Au discours violent s’ajoute un message lourdement moralisateur : se droguer c’est mal, baiser sans capote c’est mal, mais apprendre le kung-fu pour bastonner les hétéros c’est bien. La vision du monde du cinéaste semble être parfaitement paranoïaque : tout hétéro est une menace mortelle pour un homo. Au détour d’une scène de sexe, assez bien filmée par ailleurs, on est surpris d’entendre prôner par un personnage, que l’on perçoit comme le porte-parole du réalisateur, un terrorisme gay dont les cibles seraient les hétéros que le prosélytisme ne parviendrait pas à convertir.
Le film paraît d’autant plus dérangeant du fait qu’il glisse petit-à-petit du naturalisme du début vers la peinture idyllique d’une communauté gay qui parvient à convertir aux joies de la sodomie les pires homophobes.

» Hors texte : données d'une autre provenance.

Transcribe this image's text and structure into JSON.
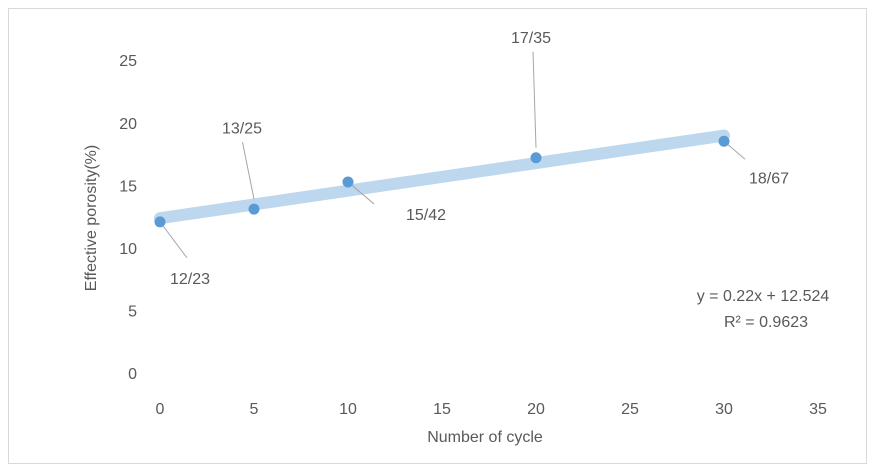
{
  "chart_data": {
    "type": "scatter",
    "x_label": "Number of cycle",
    "y_label": "Effective porosity(%)",
    "x": [
      0,
      5,
      10,
      20,
      30
    ],
    "series": [
      {
        "name": "Effective porosity",
        "color": "#5b9bd5",
        "values": [
          12.23,
          13.25,
          15.42,
          17.35,
          18.67
        ],
        "value_labels": [
          "12/23",
          "13/25",
          "15/42",
          "17/35",
          "18/67"
        ]
      }
    ],
    "trendline": {
      "slope": 0.22,
      "intercept": 12.524,
      "color": "#bdd7ee",
      "equation": "y = 0.22x + 12.524",
      "r_squared": "R² = 0.9623"
    },
    "xlim": [
      0,
      35
    ],
    "xticks": [
      0,
      5,
      10,
      15,
      20,
      25,
      30,
      35
    ],
    "ylim": [
      0,
      25
    ],
    "yticks": [
      0,
      5,
      10,
      15,
      20,
      25
    ],
    "grid": false
  }
}
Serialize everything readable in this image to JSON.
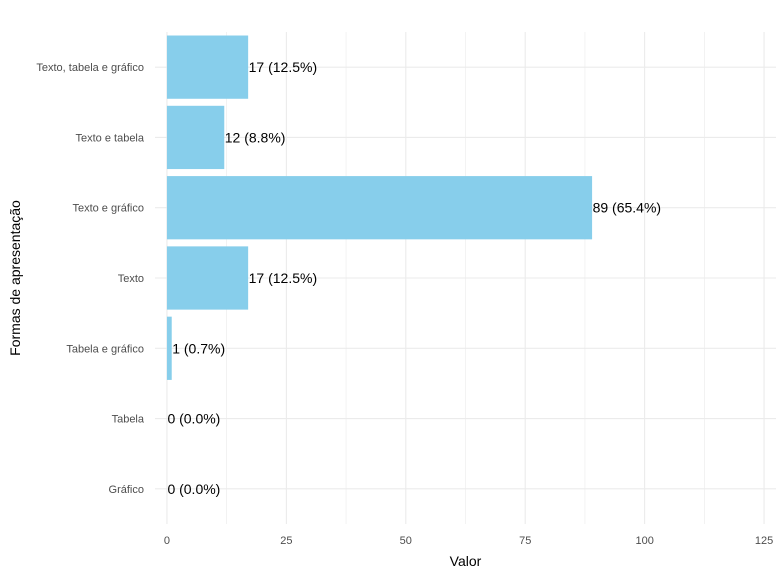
{
  "chart_data": {
    "type": "bar",
    "orientation": "horizontal",
    "categories": [
      "Texto, tabela e gráfico",
      "Texto e tabela",
      "Texto e gráfico",
      "Texto",
      "Tabela e gráfico",
      "Tabela",
      "Gráfico"
    ],
    "values": [
      17,
      12,
      89,
      17,
      1,
      0,
      0
    ],
    "labels": [
      "17 (12.5%)",
      "12 (8.8%)",
      "89 (65.4%)",
      "17 (12.5%)",
      "1 (0.7%)",
      "0 (0.0%)",
      "0 (0.0%)"
    ],
    "xlabel": "Valor",
    "ylabel": "Formas de apresentação",
    "xlim": [
      -2.5,
      127.5
    ],
    "x_ticks": [
      0,
      25,
      50,
      75,
      100,
      125
    ],
    "x_tick_labels": [
      "0",
      "25",
      "50",
      "75",
      "100",
      "125"
    ],
    "grid": true,
    "bar_color": "#87CEEB",
    "grid_color": "#ebebeb"
  }
}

Sur la fin, le discours guerrier se transforme en message peace and love inattendu : « Un baiser entre deux mecs est un tremblement de terre pour le monde hétéro. » Où comment passer d’une utopie à une autre sans jamais être capable de nous parler d’aujourd’hui à travers des personnages auxquels on pourrait croire.
Un des préceptes édictés par Destiny est que l’on doit être fier de son corps. Elle demande donc à Indian d’être nu deux heures par jour en sa présence. Cette bonne idée nous vaut un film indépendant américain moins coincé qu’à l’habitude. On ne perd ainsi rien de l’anatomie d’Indian qualifié, à juste titre, de trognon par Destiny. L’acteur est en effet mignon, même si comme trop souvent, dans le cinéma américain, il semble un peu trop âgé pour le rôle. Mais il assure comme le reste de la distribution.

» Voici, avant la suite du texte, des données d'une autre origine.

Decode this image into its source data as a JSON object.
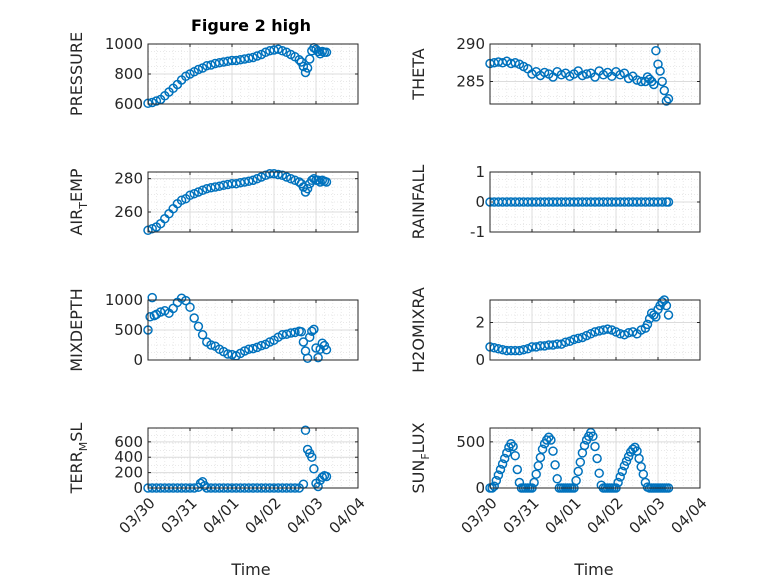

Le filmage n’est pas tout à fait à la hauteur des interprètes. Le bel effort de cadrage est souvent ruiné par une lumière calamiteuse ou plutôt par une absence d’éclairage. On ne compte plus les plans sous-exposés ou en contre-jour. Il faut le répéter ni la lumière du soleil, ni celles de la ville, ne sont suffisantes. On ne peut pas faire du cinéma sans éclairage d’appoint.
Si en versant dans le militantisme pur et dur Lewis n’a rien perdu de sa qualité de directeur d’acteurs, en revanche il ne reste rien de la légèreté iconoclaste qui faisait le charme de Luster, son précédent film.

Prends-moi est un mélange d’utopie militante et de romantisme qui ne prend pas.